Viewing a single comment thread. View all comments

jezreelite t1_jc08it5 wrote

Probably not: a biographical essay of Gilles in The Hundred Years War Part III: Further Considerations mentions that his parents died in a gruesome hunting accident that he may have witnessed and that at 16, he kidnapped and forcibly married his cousin, Catherine de Thouars, with the connivance of his maternal grandfather and guardian, Jean de Craon. Jean and Gilles later attempted to kidnap and then threatened Catherine's mother, Beatrice de Montjean, who had decided to remarry, as they feared that her new marriage would cause the loss of some Thouars lands. Years later (possibly at the behest of Georges de La Trémoille), they successfully kidnapped Charles VII's mother-in-law, Yolanda of Aragon.

Later, in 1427 (two years before the appearance of Jeanne), Gilles already liked to watch the executions of pro-English French nobles who had been taken prisoner.

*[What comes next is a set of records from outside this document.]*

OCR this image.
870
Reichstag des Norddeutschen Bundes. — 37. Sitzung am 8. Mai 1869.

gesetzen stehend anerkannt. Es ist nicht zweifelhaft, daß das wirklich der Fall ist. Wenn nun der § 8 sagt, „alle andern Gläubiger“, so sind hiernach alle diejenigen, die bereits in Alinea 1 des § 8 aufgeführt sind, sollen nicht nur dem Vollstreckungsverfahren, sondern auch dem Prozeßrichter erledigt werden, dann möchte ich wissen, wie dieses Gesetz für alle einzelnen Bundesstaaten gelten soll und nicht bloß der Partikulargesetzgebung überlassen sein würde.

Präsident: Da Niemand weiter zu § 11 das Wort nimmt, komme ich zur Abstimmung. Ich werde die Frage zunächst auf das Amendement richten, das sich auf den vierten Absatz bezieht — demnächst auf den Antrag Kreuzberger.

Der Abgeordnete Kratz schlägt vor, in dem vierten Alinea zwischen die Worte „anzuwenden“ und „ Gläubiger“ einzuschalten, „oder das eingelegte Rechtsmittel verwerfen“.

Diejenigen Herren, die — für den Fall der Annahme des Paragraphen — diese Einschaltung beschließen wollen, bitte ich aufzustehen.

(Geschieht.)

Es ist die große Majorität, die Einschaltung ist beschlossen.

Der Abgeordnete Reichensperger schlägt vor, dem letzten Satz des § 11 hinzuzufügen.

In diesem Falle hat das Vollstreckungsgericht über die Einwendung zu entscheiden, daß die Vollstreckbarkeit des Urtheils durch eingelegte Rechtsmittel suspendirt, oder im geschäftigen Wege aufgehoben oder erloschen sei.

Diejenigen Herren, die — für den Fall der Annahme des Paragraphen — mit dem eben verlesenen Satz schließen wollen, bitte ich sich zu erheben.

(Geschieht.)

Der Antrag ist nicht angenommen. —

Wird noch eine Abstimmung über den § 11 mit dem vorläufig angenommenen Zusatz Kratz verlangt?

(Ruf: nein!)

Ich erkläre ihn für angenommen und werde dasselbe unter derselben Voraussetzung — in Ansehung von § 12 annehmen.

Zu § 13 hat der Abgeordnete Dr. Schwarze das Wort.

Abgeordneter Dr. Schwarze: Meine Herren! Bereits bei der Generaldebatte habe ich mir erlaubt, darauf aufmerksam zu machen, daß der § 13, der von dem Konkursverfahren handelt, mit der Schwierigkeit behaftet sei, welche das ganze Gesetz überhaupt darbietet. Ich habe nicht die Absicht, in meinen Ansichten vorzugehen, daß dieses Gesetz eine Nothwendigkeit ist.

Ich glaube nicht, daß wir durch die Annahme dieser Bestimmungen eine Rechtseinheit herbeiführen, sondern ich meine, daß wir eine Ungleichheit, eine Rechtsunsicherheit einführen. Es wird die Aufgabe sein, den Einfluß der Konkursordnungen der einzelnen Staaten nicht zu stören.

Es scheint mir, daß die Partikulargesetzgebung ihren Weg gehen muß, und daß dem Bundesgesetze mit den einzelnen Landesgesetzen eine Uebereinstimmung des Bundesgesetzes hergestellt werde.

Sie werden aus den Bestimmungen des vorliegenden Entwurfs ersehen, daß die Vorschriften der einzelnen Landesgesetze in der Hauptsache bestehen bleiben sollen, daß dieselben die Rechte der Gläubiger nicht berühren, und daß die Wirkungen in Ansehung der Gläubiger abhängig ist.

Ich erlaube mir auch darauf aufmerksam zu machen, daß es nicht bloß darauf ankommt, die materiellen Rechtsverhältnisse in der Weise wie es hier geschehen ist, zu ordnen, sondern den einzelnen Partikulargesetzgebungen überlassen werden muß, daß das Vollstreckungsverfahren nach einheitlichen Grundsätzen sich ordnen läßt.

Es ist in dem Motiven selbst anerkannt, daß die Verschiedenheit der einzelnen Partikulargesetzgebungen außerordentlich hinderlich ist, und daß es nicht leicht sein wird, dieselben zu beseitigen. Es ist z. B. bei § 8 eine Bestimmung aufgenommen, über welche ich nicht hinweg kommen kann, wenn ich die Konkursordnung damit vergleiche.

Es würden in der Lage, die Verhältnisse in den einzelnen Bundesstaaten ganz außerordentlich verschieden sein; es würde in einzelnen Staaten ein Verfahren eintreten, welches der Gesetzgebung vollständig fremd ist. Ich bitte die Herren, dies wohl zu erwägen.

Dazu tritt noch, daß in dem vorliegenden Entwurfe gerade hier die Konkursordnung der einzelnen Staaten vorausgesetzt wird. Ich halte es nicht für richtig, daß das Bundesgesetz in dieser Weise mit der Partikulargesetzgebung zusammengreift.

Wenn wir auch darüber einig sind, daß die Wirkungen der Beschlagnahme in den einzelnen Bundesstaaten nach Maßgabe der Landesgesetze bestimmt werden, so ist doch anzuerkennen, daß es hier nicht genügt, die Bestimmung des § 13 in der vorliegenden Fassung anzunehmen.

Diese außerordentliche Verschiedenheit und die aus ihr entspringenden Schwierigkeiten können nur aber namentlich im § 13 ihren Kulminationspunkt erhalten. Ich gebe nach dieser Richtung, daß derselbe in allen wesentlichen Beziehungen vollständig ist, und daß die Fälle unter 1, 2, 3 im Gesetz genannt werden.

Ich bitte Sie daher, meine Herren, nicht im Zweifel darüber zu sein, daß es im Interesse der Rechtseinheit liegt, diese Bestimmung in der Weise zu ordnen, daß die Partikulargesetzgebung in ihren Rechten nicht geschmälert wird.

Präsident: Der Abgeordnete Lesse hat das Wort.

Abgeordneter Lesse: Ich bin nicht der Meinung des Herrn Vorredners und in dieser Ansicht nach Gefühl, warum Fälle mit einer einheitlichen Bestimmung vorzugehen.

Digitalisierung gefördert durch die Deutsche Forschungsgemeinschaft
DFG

>Interestingly, the defeated English were usually allowed to escape with their lives; by contrast, if an anglophile Frenchman fell into Gilles’s hands was invariably executed as a traitor. One historian describes Gilles’ treatment of such men: He would have them all hung from tall poles that were driven into the ground … Gilles would then stay to watch them fitfully kick, their necks in the noose, until the last spasms of their agony.